Law Student Attitudes about their Experience in the COVID-19 Transition to Online Learning
7 Pages Posted: 5 Aug 2020
Date Written: July 31, 2020
Law students from Texas Tech University were surveyed about their attitudes concerning online learning due to the COVID-19 transition, at the end of the spring semester 2020. Questions concerned obstacles to learning, experiences and perceptions. Among the most frequently cited obstacles for students were that students had to move (49%) from their physical location, they were impacted financially (60%) and they lacked reliable internet (40%). The impact of the disease itself was relatively small with only 10% reporting they were affected by someone having COVID-19.
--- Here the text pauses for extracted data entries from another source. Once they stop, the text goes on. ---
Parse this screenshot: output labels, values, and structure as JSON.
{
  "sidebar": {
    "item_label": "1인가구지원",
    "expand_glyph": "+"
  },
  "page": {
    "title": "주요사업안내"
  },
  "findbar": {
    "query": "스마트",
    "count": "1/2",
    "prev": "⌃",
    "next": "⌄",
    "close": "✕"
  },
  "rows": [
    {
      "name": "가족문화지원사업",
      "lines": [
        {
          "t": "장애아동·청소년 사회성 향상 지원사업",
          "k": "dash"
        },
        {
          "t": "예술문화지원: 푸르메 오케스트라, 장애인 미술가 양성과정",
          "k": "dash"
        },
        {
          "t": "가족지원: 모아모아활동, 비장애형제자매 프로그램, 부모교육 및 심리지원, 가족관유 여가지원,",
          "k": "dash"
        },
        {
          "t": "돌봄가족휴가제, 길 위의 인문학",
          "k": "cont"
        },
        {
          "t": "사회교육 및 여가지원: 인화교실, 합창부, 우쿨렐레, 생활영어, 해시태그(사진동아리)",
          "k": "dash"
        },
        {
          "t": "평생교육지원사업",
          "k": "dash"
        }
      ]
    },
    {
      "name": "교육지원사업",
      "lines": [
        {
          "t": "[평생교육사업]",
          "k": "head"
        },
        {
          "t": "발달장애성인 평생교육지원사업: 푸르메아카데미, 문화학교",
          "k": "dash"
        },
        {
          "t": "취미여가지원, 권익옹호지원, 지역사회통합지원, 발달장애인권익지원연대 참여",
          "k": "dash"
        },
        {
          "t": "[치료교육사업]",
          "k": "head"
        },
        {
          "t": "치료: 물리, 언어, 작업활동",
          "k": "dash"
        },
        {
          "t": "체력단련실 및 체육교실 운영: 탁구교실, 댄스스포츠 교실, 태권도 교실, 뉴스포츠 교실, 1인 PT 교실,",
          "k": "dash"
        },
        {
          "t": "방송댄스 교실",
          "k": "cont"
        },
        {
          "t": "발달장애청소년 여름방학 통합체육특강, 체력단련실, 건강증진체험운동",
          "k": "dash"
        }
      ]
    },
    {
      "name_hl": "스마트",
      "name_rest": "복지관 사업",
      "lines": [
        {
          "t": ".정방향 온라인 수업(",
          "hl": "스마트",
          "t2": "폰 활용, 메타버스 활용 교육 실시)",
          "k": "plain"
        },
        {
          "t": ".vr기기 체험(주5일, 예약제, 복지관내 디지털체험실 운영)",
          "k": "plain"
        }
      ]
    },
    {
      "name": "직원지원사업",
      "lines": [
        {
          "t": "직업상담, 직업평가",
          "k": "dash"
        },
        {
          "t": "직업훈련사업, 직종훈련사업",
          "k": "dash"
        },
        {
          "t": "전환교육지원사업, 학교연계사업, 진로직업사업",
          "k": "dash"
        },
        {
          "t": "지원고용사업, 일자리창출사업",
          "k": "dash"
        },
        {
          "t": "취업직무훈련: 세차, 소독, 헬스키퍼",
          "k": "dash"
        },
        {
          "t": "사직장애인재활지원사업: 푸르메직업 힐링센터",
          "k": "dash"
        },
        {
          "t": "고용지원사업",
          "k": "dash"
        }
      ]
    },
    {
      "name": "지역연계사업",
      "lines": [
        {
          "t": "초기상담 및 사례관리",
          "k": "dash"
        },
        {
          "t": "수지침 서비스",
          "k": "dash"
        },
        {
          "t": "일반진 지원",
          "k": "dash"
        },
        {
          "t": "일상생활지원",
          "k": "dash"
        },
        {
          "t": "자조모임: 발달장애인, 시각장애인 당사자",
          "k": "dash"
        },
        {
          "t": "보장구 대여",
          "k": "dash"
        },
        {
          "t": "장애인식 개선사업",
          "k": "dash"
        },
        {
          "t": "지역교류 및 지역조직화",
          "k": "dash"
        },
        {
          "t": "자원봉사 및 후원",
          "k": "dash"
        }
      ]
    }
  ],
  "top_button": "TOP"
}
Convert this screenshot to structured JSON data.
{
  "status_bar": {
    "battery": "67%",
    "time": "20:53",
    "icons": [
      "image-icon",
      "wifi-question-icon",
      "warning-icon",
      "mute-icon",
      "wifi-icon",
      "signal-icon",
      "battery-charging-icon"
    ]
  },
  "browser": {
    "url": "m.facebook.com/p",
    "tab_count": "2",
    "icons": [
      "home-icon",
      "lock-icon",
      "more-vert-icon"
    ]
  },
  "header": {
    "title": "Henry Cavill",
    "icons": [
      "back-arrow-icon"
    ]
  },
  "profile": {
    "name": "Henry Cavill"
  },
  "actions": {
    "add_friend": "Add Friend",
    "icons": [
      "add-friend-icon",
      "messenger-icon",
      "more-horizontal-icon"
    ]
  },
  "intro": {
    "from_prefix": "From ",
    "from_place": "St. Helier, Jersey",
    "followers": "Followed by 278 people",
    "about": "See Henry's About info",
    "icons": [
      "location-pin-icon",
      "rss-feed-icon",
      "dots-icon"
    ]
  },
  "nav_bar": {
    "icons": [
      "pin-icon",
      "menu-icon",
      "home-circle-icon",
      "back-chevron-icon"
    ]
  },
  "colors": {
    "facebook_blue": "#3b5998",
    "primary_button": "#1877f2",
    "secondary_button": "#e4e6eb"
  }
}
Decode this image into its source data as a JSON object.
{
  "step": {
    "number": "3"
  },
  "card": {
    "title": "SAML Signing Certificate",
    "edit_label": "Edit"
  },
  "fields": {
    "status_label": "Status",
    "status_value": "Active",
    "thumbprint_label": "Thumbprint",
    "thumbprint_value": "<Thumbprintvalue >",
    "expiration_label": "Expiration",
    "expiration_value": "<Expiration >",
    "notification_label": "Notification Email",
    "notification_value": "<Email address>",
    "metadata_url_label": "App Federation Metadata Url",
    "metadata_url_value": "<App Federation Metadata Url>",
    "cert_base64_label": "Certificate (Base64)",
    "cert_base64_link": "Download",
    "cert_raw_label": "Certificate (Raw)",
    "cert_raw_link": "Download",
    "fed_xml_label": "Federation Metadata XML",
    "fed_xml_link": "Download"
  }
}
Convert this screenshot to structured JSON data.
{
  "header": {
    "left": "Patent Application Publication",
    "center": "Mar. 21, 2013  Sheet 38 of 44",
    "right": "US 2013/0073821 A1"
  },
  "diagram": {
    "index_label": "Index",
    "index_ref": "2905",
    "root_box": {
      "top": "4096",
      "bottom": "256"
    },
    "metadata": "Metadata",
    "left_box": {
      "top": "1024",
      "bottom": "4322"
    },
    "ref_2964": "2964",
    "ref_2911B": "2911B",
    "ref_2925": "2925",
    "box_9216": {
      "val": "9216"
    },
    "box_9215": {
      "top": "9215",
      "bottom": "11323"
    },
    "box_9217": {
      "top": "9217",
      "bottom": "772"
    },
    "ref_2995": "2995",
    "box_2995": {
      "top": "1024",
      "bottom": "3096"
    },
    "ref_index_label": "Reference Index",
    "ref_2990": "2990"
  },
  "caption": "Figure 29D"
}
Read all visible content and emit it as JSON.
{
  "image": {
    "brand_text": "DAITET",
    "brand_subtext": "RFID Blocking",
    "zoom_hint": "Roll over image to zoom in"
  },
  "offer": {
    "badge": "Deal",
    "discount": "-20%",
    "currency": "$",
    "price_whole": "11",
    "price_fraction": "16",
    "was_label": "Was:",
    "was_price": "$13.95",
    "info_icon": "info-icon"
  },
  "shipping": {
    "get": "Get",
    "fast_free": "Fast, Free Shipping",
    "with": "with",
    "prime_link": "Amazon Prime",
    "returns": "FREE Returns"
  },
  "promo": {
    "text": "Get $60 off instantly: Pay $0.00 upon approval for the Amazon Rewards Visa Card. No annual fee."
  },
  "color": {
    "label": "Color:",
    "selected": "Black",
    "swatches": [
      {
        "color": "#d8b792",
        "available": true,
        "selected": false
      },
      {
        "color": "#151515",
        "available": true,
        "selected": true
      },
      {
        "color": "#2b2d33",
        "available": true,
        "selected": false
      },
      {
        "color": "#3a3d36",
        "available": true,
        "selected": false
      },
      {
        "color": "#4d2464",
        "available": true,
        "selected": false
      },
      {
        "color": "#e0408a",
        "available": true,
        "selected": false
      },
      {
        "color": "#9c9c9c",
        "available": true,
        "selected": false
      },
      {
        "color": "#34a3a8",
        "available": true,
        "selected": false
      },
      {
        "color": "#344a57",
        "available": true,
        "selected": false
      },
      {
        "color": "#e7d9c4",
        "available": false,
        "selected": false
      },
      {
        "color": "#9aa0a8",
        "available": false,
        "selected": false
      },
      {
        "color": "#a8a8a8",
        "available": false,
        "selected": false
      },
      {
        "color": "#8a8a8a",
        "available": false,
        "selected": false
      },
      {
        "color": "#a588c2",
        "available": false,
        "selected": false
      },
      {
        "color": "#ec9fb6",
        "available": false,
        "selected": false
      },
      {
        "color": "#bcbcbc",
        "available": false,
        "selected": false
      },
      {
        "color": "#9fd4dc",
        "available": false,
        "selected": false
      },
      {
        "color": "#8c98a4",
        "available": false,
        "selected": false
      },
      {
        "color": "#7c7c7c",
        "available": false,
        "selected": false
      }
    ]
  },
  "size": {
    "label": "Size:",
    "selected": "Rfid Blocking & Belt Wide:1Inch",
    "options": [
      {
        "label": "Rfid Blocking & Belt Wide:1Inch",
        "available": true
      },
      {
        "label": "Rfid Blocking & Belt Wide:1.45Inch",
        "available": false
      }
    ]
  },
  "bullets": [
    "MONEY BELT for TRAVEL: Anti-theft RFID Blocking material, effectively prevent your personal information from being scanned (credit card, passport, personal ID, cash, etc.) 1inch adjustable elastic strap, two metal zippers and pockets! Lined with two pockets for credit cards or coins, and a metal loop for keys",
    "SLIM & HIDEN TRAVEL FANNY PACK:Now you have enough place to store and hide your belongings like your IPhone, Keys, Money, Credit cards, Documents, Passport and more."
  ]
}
Concerns that the lack of time to design courses for online learning, may have soured students to the online experience were evident from the responses that 36% of students indicated they were less likely to take online classes in the future. Perhaps more surprisingly, 17% reported they were more likely to take online classes in the future.
There was a difference between students who self-selected online courses in the spring semester compared with those experiencing the compulsory transition to all online classes. When students were asked whether they got as much from online learning as face to face courses, 55% of those self-selecting for online courses agreed; whereas 25% all law students disagreed with that statement. More than half of those who self-selected for online courses (55%) reported that their spring semester online course experience helped in the COVID-19 transition.